In the end alot depends on the lens. Over the years have had a lot of experience with Macro and Micro photography on the professional level. Being introduced to this specialized type of photography using a Leitz Aristophot. Around 1990 acquired a Nikon Multiphot system with it's propriety optics.
Macro-Nikkor 19mm f/2.8
Macro-Nikkor 35mm f/4.5
Macro-Nikkor 65mm f/4.5
Macro-Nikkor 12cm f/6.3
Have used Luminars, Milars, and a host of others.

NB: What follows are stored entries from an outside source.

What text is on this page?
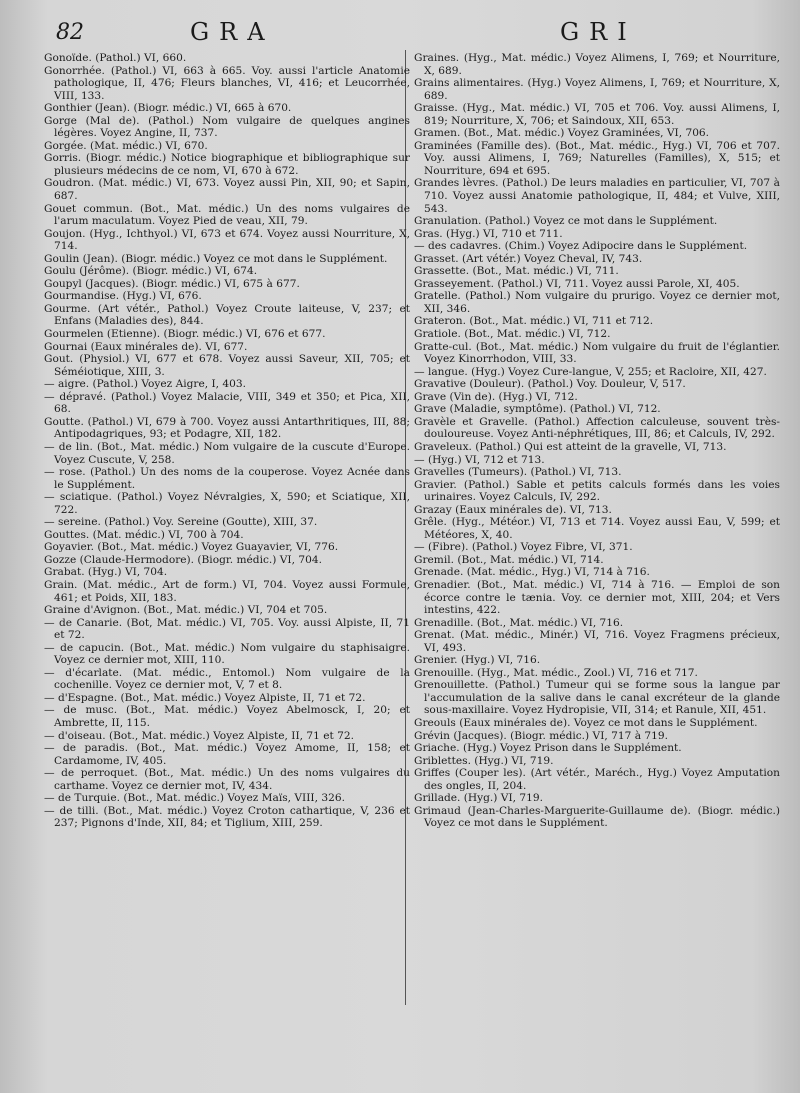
82	GRA	GRI

Gonoïde. (Pathol.) VI, 660.

Gonorrhée. (Pathol.) VI, 663 à 665. Voy. aussi l'article Anatomie pathologique, II, 476; Fleurs blanches, VI, 416; et Leucorrhée, VIII, 133.

Gonthier (Jean). (Biogr. médic.) VI, 665 à 670.

Gorge (Mal de). (Pathol.) Nom vulgaire de quelques angines légères. Voyez Angine, II, 737.

Gorgée. (Mat. médic.) VI, 670.

Gorris. (Biogr. médic.) Notice biographique et bibliographique sur plusieurs médecins de ce nom, VI, 670 à 672.

Goudron. (Mat. médic.) VI, 673. Voyez aussi Pin, XII, 90; et Sapin, 687.

Gouet commun. (Bot., Mat. médic.) Un des noms vulgaires de l'arum maculatum. Voyez Pied de veau, XII, 79.

Goujon. (Hyg., Ichthyol.) VI, 673 et 674. Voyez aussi Nourriture, X, 714.

Goulin (Jean). (Biogr. médic.) Voyez ce mot dans le Supplément.

Goulu (Jérôme). (Biogr. médic.) VI, 674.

Goupyl (Jacques). (Biogr. médic.) VI, 675 à 677.

Gourmandise. (Hyg.) VI, 676.

Gourme. (Art vétér., Pathol.) Voyez Croute laiteuse, V, 237; et Enfans (Maladies des), 844.

Gourmelen (Etienne). (Biogr. médic.) VI, 676 et 677.

Gournai (Eaux minérales de). VI, 677.

Gout. (Physiol.) VI, 677 et 678. Voyez aussi Saveur, XII, 705; et Séméiotique, XIII, 3.

— aigre. (Pathol.) Voyez Aigre, I, 403.

— dépravé. (Pathol.) Voyez Malacie, VIII, 349 et 350; et Pica, XII, 68.

Goutte. (Pathol.) VI, 679 à 700. Voyez aussi Antarthritiques, III, 88; Antipodagriques, 93; et Podagre, XII, 182.

— de lin. (Bot., Mat. médic.) Nom vulgaire de la cuscute d'Europe. Voyez Cuscute, V, 258.

— rose. (Pathol.) Un des noms de la couperose. Voyez Acnée dans le Supplément.

— sciatique. (Pathol.) Voyez Névralgies, X, 590; et Sciatique, XII, 722.

— sereine. (Pathol.) Voy. Sereine (Goutte), XIII, 37.

Gouttes. (Mat. médic.) VI, 700 à 704.

Goyavier. (Bot., Mat. médic.) Voyez Guayavier, VI, 776.

Gozze (Claude-Hermodore). (Biogr. médic.) VI, 704.

Grabat. (Hyg.) VI, 704.

Grain. (Mat. médic., Art de form.) VI, 704. Voyez aussi Formule, 461; et Poids, XII, 183.

Graine d'Avignon. (Bot., Mat. médic.) VI, 704 et 705.

— de Canarie. (Bot, Mat. médic.) VI, 705. Voy. aussi Alpiste, II, 71 et 72.

— de capucin. (Bot., Mat. médic.) Nom vulgaire du staphisaigre. Voyez ce dernier mot, XIII, 110.

— d'écarlate. (Mat. médic., Entomol.) Nom vulgaire de la cochenille. Voyez ce dernier mot, V, 7 et 8.

— d'Espagne. (Bot., Mat. médic.) Voyez Alpiste, II, 71 et 72.

— de musc. (Bot., Mat. médic.) Voyez Abelmosck, I, 20; et Ambrette, II, 115.

— d'oiseau. (Bot., Mat. médic.) Voyez Alpiste, II, 71 et 72.

— de paradis. (Bot., Mat. médic.) Voyez Amome, II, 158; et Cardamome, IV, 405.

— de perroquet. (Bot., Mat. médic.) Un des noms vulgaires du carthame. Voyez ce dernier mot, IV, 434.

— de Turquie. (Bot., Mat. médic.) Voyez Maïs, VIII, 326.

— de tilli. (Bot., Mat. médic.) Voyez Croton cathartique, V, 236 et 237; Pignons d'Inde, XII, 84; et Tiglium, XIII, 259.

Graines. (Hyg., Mat. médic.) Voyez Alimens, I, 769; et Nourriture, X, 689.

Grains alimentaires. (Hyg.) Voyez Alimens, I, 769; et Nourriture, X, 689.

Graisse. (Hyg., Mat. médic.) VI, 705 et 706. Voy. aussi Alimens, I, 819; Nourriture, X, 706; et Saindoux, XII, 653.

Gramen. (Bot., Mat. médic.) Voyez Graminées, VI, 706.

Graminées (Famille des). (Bot., Mat. médic., Hyg.) VI, 706 et 707. Voy. aussi Alimens, I, 769; Naturelles (Familles), X, 515; et Nourriture, 694 et 695.

Grandes lèvres. (Pathol.) De leurs maladies en particulier, VI, 707 à 710. Voyez aussi Anatomie pathologique, II, 484; et Vulve, XIII, 543.

Granulation. (Pathol.) Voyez ce mot dans le Supplément.

Gras. (Hyg.) VI, 710 et 711.

— des cadavres. (Chim.) Voyez Adipocire dans le Supplément.

Grasset. (Art vétér.) Voyez Cheval, IV, 743.

Grassette. (Bot., Mat. médic.) VI, 711.

Grasseyement. (Pathol.) VI, 711. Voyez aussi Parole, XI, 405.

Gratelle. (Pathol.) Nom vulgaire du prurigo. Voyez ce dernier mot, XII, 346.

Grateron. (Bot., Mat. médic.) VI, 711 et 712.

Gratiole. (Bot., Mat. médic.) VI, 712.

Gratte-cul. (Bot., Mat. médic.) Nom vulgaire du fruit de l'églantier. Voyez Kinorrhodon, VIII, 33.

— langue. (Hyg.) Voyez Cure-langue, V, 255; et Racloire, XII, 427.

Gravative (Douleur). (Pathol.) Voy. Douleur, V, 517.

Grave (Vin de). (Hyg.) VI, 712.

Grave (Maladie, symptôme). (Pathol.) VI, 712.

Gravèle et Gravelle. (Pathol.) Affection calculeuse, souvent très-douloureuse. Voyez Anti-néphrétiques, III, 86; et Calculs, IV, 292.

Graveleux. (Pathol.) Qui est atteint de la gravelle, VI, 713.

— (Hyg.) VI, 712 et 713.

Gravelles (Tumeurs). (Pathol.) VI, 713.

Gravier. (Pathol.) Sable et petits calculs formés dans les voies urinaires. Voyez Calculs, IV, 292.

Grazay (Eaux minérales de). VI, 713.

Grêle. (Hyg., Météor.) VI, 713 et 714. Voyez aussi Eau, V, 599; et Météores, X, 40.

— (Fibre). (Pathol.) Voyez Fibre, VI, 371.

Gremil. (Bot., Mat. médic.) VI, 714.

Grenade. (Mat. médic., Hyg.) VI, 714 à 716.

Grenadier. (Bot., Mat. médic.) VI, 714 à 716. — Emploi de son écorce contre le tænia. Voy. ce dernier mot, XIII, 204; et Vers intestins, 422.

Grenadille. (Bot., Mat. médic.) VI, 716.

Grenat. (Mat. médic., Minér.) VI, 716. Voyez Fragmens précieux, VI, 493.

Grenier. (Hyg.) VI, 716.

Grenouille. (Hyg., Mat. médic., Zool.) VI, 716 et 717.

Grenouillette. (Pathol.) Tumeur qui se forme sous la langue par l'accumulation de la salive dans le canal excréteur de la glande sous-maxillaire. Voyez Hydropisie, VII, 314; et Ranule, XII, 451.

Greouls (Eaux minérales de). Voyez ce mot dans le Supplément.

Grévin (Jacques). (Biogr. médic.) VI, 717 à 719.

Griache. (Hyg.) Voyez Prison dans le Supplément.

Griblettes. (Hyg.) VI, 719.

Griffes (Couper les). (Art vétér., Maréch., Hyg.) Voyez Amputation des ongles, II, 204.

Grillade. (Hyg.) VI, 719.

Grimaud (Jean-Charles-Marguerite-Guillaume de). (Biogr. médic.) Voyez ce mot dans le Supplément.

None have stood up to those 4 specialized Macro-Nikkors except for one 120mm Leitz Milar I acquired that just seemed to defy the loss of sharpness by diffraction at small apertures... This lens just always amazed me in its sharpness.

Just after the time Digital took over film, I changed jobs/positions, so my experiences were with film but should definitely apply to using a digital back.

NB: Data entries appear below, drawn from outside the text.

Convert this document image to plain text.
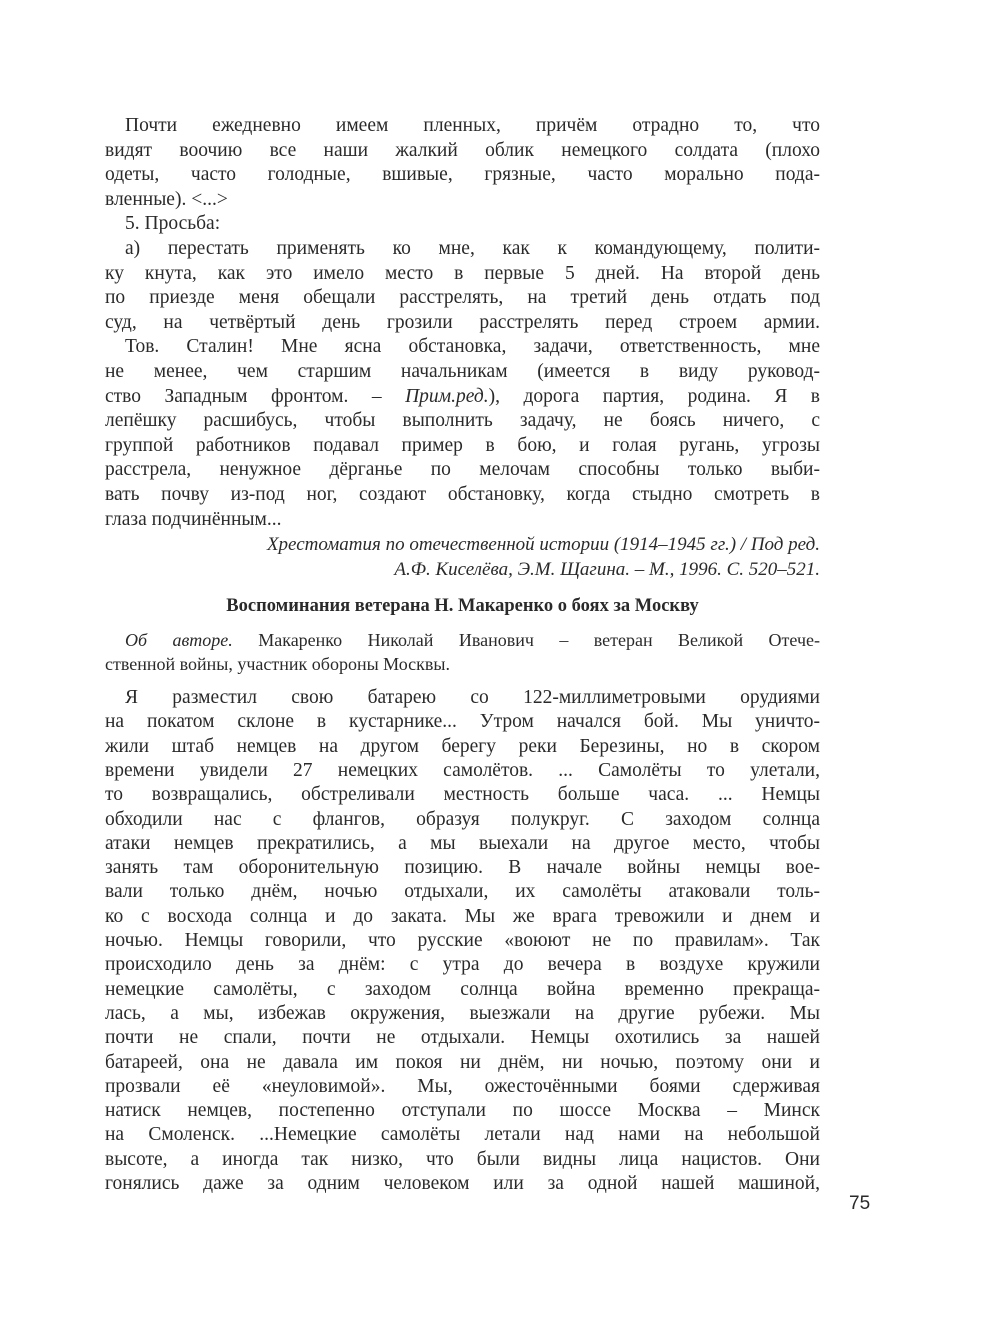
Почти ежедневно имеем пленных, причём отрадно то, что
видят воочию все наши жалкий облик немецкого солдата (плохо
одеты, часто голодные, вшивые, грязные, часто морально пода-
вленные). <...>
5. Просьба:
а) перестать применять ко мне, как к командующему, полити-
ку кнута, как это имело место в первые 5 дней. На второй день
по приезде меня обещали расстрелять, на третий день отдать под
суд, на четвёртый день грозили расстрелять перед строем армии.
Тов. Сталин! Мне ясна обстановка, задачи, ответственность, мне
не менее, чем старшим начальникам (имеется в виду руковод-
ство Западным фронтом. – Прим.ред.), дорога партия, родина. Я в
лепёшку расшибусь, чтобы выполнить задачу, не боясь ничего, с
группой работников подавал пример в бою, и голая ругань, угрозы
расстрела, ненужное дёрганье по мелочам способны только выби-
вать почву из-под ног, создают обстановку, когда стыдно смотреть в
глаза подчинённым...
Хрестоматия по отечественной истории (1914–1945 гг.) / Под ред.
А.Ф. Киселёва, Э.М. Щагина. – М., 1996. С. 520–521.
Воспоминания ветерана Н. Макаренко о боях за Москву
Об авторе. Макаренко Николай Иванович – ветеран Великой Отече-
ственной войны, участник обороны Москвы.
Я разместил свою батарею со 122-миллиметровыми орудиями
на покатом склоне в кустарнике... Утром начался бой. Мы уничто-
жили штаб немцев на другом берегу реки Березины, но в скором
времени увидели 27 немецких самолётов. ... Самолёты то улетали,
то возвращались, обстреливали местность больше часа. ... Немцы
обходили нас с флангов, образуя полукруг. С заходом солнца
атаки немцев прекратились, а мы выехали на другое место, чтобы
занять там оборонительную позицию. В начале войны немцы вое-
вали только днём, ночью отдыхали, их самолёты атаковали толь-
ко с восхода солнца и до заката. Мы же врага тревожили и днем и
ночью. Немцы говорили, что русские «воюют не по правилам». Так
происходило день за днём: с утра до вечера в воздухе кружили
немецкие самолёты, с заходом солнца война временно прекраща-
лась, а мы, избежав окружения, выезжали на другие рубежи. Мы
почти не спали, почти не отдыхали. Немцы охотились за нашей
батареей, она не давала им покоя ни днём, ни ночью, поэтому они и
прозвали её «неуловимой». Мы, ожесточёнными боями сдерживая
натиск немцев, постепенно отступали по шоссе Москва – Минск
на Смоленск. ...Немецкие самолёты летали над нами на небольшой
высоте, а иногда так низко, что были видны лица нацистов. Они
гонялись даже за одним человеком или за одной нашей машиной,
75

Achilles Heal of any copy set-up is alignment of the image capturing unit (film to digital sensor), the lens, and the original being photographed. With the Nikon Multiphot tolerances approach close to O degrees. I've worked a person who set up a copy stand with a Hasselblad H Series Digital Camera mounted facing down visually aligned to the copy stand's baseboard. His results were less than perfect. His alignment was off by a couple of degrees. Even when using a Linhol Heavy Duty copy stand, just by repositioning the camera vertically, alignment can easily be altered.

Have used a MF digital camera mounted on the Multiphot to make digital negatives with excellent results. Camera was aligned. Lens & shutter aligned. mounted the film carrier on top of the Multiphot's specimen stage so knew it was also in alignment. Using the Multiphot's collated light source (large condenser) gave me amazing resolution and sharpness but the tonalities were distorted. Tried using a LED lightbox as a light source and tonalities great but loss in sharpness when compared to the single element condenser. In the end taking one exposure with the Multiphot's collated lamp source and quickly swinging the LED lightbox under the specimen stage to take another exposure proved to work out great. A pain but Digital negs I came close to drum scans. Greatest factor was using the optimum T stop on the Macro-Nikkors to match the reproduction ratio. Fortunately Nikon had published great tables.

Would love to acquire a Phase One for my Multiphot but just can't justify its cost.